The only difference is the numbers beneath each name.
1922–1938
1938–1955
1955–1963
1963–1980
1980–1999
Neptune gets up, comes and rubs himself against me as if he has understood that for the first time I’m the one who’s leaving, and not him. Neptune will be taken in by the farm at Autheuil. They’ve been raising dogs there for generations; his mother probably still lives there. He’ll be fine. I’m going to leave a letter with precise instructions, about his food, the fact that children should be allowed to play with him; and that he should be buried here when his time comes.

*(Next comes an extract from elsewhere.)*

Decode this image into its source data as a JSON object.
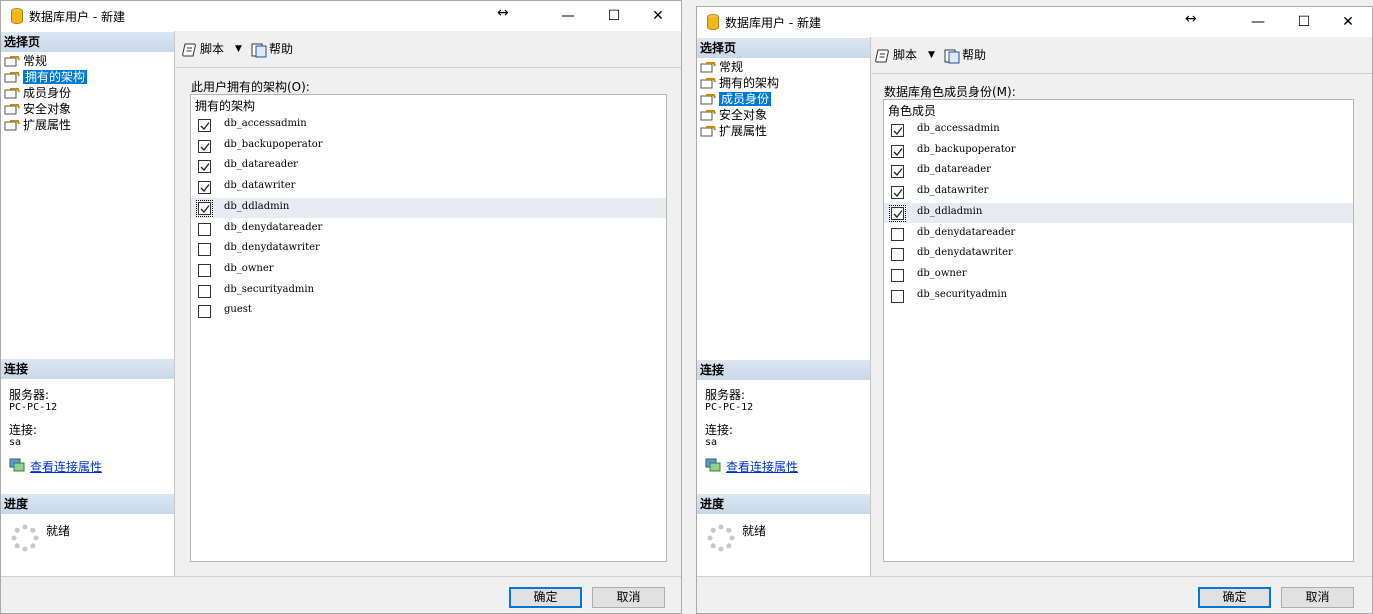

I stroke him. He’s never pressed himself so tightly against me. I want to cry, more and more. I’ll have to get a move on. If I dawdle, I won’t have the courage.
I leave my cane there, planted in the ground by the five tumuli. I won’t be needing it anymore. I walk back to the courtyard and Neptune stays right beside me. That damned sixth sense that animals have! Usually, Neptune would have gone to lie down beneath the cherry tree. Not this time. He doesn’t leave me. He’s going to trip me up. For a moment I wish I hadn’t left my cane behind.
“Gently now, Neptune. Gently.”
Neptune pushes against me again. There haven’t been silver ribbons among the leaves of the cherry tree for a long time now. The birds are singing their hearts out. I stroke Neptune again, for a long time. I look up toward the keep of the Moulin des Chennevières.
Jacques bought the mill in 1971. He kept his word. I believed him, my God, I believed him at the time. He bought it for me, the house of my dreams, that rickety house that had attracted me so much ever since I was a child. When the Parisians started coming, his estate agency finally went into profit. He had been biding his time, waiting for the right moment. The mill had been unoccupied for a long time, but then the owners finally decided to sell. He was the first on the case. He renovated the entire place over a period of several years. The wheel, the well, the keep.
He thought it would make me happy. It was so pathetic. Like a jailer decorating the walls of a prison. When it was finished, the Moulin des Chennevières no longer resembled the ruined old house that had fa
scinated me, “the witch’s mill,” as people called it back then. Washed stones. Varnished wood. Trimmed trees. Flower-covered balconies. Raked courtyard. Oiled gate. Built fence.
Jacques was obsessive. So obsessive.
How could I have imagined…
I always refused to let him cut down the cherry tree. He yielded to all my whims. Yes, yes, that’s what I really believed.
Then the tide turned at the agency. We found it difficult to pay for things. At first we rented out part of the mill, then we sold it to a young couple in the village. We only held on to the keep. Some years ago they turned the rest of the Moulin des Chennevières into holiday homes. It’s going well, apparently. I think they’re just waiting for one thing, for me to depart, so they can build a few extra rooms. There are swings in the courtyard now, a large barbecue, parasols, and garden furniture. They’re even talking about turning the field behind the mill into a small zoo. They’ve started bringing in llamas, kangaroos, emus… I don’t know.
Can you imagine?
Exotic animals to amuse the children. You can’t miss them, when you arrive in Giverny, traveling from Vernon along the Chemin du Roy.
To think that for decades this place was just the witch’s mill…
All that’s missing is the witch.
Me.
I won’t be around much longer, don’t worry. The witch is going to take advantage of the full moon and disappear. She’ll be found in the early morning, lying at the foot of the cherry tree. Whoever finds her will look up and decide that she probably fell from her broom.
I grip Neptune’s fur in my hand one last time, tightly, oh so tightly, then I close the door of the keep behind me. I climb the stairs quickly before I hear him whine.